Tout d'abord, le 16 décembre 2025, la SPFU a annoncé une vente aux enchères de 93 % des parts de l'État dans l'entreprise pour un montant de 136,5 millions de hryvnias. L'enchère, initialement prévue le 23 décembre, n'a pas eu lieu faute de participants.
Une nouvelle enchère, avec un prix de départ réduit à 68,2 millions de hryvnias, a été annoncée le 22 décembre. La vente aux enchères a eu lieu le 31 décembre et un seul enchérisseur y a participé : la SARL « AVR TREMBITA ». C’est cette société qui est devenue le nouveau propriétaire de l’usine de tuyaux de Kalusa.

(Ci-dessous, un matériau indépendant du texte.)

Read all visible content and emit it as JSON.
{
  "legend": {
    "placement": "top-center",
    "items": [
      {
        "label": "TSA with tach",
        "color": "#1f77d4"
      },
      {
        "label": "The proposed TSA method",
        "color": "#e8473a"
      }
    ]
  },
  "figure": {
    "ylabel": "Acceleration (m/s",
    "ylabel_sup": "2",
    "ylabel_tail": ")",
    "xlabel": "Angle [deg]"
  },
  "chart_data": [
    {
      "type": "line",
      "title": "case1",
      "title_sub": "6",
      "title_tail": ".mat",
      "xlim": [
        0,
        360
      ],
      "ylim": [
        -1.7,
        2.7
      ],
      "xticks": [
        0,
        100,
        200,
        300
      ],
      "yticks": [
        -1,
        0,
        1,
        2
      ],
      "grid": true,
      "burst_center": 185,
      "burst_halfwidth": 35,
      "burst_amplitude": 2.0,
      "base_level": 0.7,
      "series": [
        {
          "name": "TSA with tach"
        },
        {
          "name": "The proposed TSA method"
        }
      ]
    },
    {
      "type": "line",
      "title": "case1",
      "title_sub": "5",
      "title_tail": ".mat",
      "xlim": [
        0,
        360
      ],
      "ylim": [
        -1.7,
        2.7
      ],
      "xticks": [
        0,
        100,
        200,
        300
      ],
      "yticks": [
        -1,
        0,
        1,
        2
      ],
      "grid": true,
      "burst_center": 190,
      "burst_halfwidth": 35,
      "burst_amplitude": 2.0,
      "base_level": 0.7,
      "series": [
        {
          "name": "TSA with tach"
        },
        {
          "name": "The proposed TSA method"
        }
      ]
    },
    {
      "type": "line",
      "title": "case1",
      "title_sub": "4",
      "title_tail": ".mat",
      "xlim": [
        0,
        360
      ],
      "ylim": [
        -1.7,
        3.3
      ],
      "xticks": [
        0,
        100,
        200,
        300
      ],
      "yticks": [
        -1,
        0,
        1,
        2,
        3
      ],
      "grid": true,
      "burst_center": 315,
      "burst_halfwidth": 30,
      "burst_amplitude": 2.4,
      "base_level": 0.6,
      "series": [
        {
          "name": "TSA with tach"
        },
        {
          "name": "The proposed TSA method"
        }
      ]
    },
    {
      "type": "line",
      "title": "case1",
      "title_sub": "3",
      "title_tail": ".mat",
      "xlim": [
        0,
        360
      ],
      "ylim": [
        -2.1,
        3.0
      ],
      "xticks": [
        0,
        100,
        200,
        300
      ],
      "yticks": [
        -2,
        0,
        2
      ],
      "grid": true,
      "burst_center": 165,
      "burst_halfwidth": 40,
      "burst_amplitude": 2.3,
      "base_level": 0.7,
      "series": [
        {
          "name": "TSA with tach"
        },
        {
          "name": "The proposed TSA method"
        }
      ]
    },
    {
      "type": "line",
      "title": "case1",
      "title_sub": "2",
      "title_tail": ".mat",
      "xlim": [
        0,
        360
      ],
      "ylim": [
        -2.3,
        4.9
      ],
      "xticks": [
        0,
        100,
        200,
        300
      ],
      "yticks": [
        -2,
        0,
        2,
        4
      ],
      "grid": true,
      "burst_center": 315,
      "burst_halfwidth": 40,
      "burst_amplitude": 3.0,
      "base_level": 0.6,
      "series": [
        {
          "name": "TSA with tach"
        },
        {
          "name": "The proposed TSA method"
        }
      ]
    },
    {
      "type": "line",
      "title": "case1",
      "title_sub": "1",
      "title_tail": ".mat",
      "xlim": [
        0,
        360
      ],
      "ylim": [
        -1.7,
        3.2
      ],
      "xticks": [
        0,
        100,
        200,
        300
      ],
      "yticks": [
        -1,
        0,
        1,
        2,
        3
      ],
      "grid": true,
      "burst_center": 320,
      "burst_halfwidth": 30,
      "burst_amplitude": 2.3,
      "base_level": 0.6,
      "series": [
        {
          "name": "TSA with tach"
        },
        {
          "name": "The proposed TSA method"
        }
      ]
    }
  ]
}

Selon YouControl, la société « AVR “TREMBITA” » a été enregistrée le 23 décembre 2025 à Kalush. Ses propriétaires sont Roman Andriyiv, Andriy Romaniv et Vasyl Knyshuk, qui gère également la ferme « KVS ».
Auparavant, l'usine appartenait à des hommes d'affaires russes. En novembre 2024, la Chambre d'appel de la Haute Cour anticorruption a confirmé la saisie des avoirs de l'oligarque russe Myron Gorilovsky et de ses associés Valentin Buyanovsky et Andriy Menshov au profit de l'État. Suite à cette décision, le contrôle des usines de tuyaux en polymère de Kalusky et Rubizhansky a été transféré à l'Ukraine.
Auparavant, 93 % du capital social de la société était détenu par des hommes d'affaires russes via la société APG Polyplastic Group Limited. Les tentatives de soustraire les actifs aux sanctions par le biais d'une procédure de faillite ont été bloquées : en avril 2024, le tribunal de commerce de la région d'Ivano-Frankivsk a ouvert une procédure concernant des créances de plus de 155 millions de hryvnias, mais celle-ci a été classée sans suite en novembre, la dette étant qualifiée de fictive. Dès janvier 2025, la cour d'appel a confirmé cette décision, après quoi la société est finalement passée sous contrôle étatique et a été mise aux enchères en vue de sa privatisation.